- Sommerau
Sommerau castle ruins from the 13th century Far away from through traffic, the castle ruins of Sommerau in the Ruwertal are extremely picturesque. The picturesque ensemble of castle ruins, Schlossberg vineyards and waterfall in Sommerau was honored by the DLR Mosel in 2019 as a beacon of biodiversity as part of the "Lively Moselle Vineyards" initiative.
Sommerau castle ruins from the 13th century.
Far away from through traffic, the ruins of the Sommerau castle in the Ruwertal are extremely picturesque. You can get to it either via Gutweiler or Gusterath-Tal.
Sommerau Castle was built on a rock spur around which the Ruwer river flowed on three sides. This rock tongue, which is about 45 m long, has been broken through at the narrowest point in order to use the slope of the Ruwer to drive a mill. This created a circular mountain and drained the former loop in the valley.
In the 13th century the castle was built by the Trier knight family "von der Brücke", who had their ancestral seat in the Barbarathermen. The Trier aldermen Walram, who emerged from the family of the Lords of the Bridge, entrusted Sommerau Castle to the Archbishop of Trier in 1303. As an Electorate of Trier fiefdom, the castle was later transferred to the Luxembourg knight family "von der Fels". The castle had fallen into disrepair by the beginning of the 19th century at the latest. In 1853, the state bought the ruins from four Trier citizens so that they could no longer serve as a quarry. In 1902 it was sold again to a private citizen under the obligation of maintenance and inseparability from the associated lands, which was entered in the land register.

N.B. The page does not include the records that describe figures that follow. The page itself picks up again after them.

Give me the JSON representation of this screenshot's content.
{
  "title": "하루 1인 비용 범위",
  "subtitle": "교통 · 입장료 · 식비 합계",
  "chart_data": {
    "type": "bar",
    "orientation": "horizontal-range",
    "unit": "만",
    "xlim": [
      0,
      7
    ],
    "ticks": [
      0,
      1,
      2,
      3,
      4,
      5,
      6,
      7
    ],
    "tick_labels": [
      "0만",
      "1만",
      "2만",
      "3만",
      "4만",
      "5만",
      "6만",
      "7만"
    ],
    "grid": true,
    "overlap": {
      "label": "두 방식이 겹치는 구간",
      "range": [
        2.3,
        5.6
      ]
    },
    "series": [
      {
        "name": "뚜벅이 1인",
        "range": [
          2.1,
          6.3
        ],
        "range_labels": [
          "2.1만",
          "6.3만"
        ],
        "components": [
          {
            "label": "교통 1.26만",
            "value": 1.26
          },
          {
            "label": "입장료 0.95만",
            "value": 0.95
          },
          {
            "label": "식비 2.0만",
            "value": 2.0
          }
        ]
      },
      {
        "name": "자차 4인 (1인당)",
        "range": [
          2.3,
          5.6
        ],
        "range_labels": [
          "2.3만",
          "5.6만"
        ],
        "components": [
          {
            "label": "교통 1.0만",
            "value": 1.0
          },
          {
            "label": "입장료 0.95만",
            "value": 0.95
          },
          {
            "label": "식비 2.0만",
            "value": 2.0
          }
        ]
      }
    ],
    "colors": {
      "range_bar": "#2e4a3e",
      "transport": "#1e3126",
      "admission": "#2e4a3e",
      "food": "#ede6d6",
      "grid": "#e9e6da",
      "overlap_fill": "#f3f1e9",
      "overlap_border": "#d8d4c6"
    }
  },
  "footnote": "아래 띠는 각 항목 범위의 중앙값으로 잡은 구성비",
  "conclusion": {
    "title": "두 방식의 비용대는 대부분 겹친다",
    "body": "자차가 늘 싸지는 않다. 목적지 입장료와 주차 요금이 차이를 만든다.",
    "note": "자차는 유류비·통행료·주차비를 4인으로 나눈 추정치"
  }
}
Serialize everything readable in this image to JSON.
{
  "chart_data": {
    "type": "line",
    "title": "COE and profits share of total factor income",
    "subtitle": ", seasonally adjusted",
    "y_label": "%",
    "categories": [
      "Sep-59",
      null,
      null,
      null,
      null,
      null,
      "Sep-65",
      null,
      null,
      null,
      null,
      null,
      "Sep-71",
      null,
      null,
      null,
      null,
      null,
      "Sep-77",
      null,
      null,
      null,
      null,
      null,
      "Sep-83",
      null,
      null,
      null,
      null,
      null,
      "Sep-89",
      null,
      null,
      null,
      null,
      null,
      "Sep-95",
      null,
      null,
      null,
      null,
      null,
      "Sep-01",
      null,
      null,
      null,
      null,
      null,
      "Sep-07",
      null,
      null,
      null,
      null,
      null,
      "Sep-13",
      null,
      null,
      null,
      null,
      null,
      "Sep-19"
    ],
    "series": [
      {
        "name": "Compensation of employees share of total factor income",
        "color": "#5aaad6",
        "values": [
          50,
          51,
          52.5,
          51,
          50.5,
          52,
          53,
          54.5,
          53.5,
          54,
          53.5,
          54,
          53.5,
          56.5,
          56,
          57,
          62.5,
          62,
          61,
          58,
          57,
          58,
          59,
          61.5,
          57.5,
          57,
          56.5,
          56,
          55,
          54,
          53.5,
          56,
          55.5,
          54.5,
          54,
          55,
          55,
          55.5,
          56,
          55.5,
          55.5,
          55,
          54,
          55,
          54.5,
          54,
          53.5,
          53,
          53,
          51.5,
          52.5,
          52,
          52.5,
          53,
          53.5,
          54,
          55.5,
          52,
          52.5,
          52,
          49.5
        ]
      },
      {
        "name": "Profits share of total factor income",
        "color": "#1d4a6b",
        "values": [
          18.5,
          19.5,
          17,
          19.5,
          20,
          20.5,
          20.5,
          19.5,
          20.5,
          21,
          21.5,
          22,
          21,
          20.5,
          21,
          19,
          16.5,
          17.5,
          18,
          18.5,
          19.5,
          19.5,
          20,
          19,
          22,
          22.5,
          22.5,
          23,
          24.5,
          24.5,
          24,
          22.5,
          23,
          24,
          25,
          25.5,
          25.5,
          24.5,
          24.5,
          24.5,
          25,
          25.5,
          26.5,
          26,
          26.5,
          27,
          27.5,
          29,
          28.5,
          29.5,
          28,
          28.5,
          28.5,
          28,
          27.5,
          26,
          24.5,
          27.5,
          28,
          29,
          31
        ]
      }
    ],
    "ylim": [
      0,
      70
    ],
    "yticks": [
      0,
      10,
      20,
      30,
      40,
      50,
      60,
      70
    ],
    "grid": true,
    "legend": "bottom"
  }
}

The facility measures 40 x 10 m. In the west, the remains of the former palace or residential building tower up to a height of 10 m, and in the east, the four-storey square keep, which with its four floors also served as a residential tower, is around 16 m high. Apparently an ascending wooden battlement led to a door about 3 m high. To the south on the fourth floor there is a large rectangular door with a toilet bay, the masonry of which is placed on consoles made of red sandstone. The residential building shows, recognizable from the inside, three full floors and half a fourth with the protruding remainder of a chimney that begins on the second floor. Only remnants of the rising masonry can be seen of the surrounding wall that supported the battlements. The remaining transverse walls are in the ground, the ground plan can only be determined through excavations.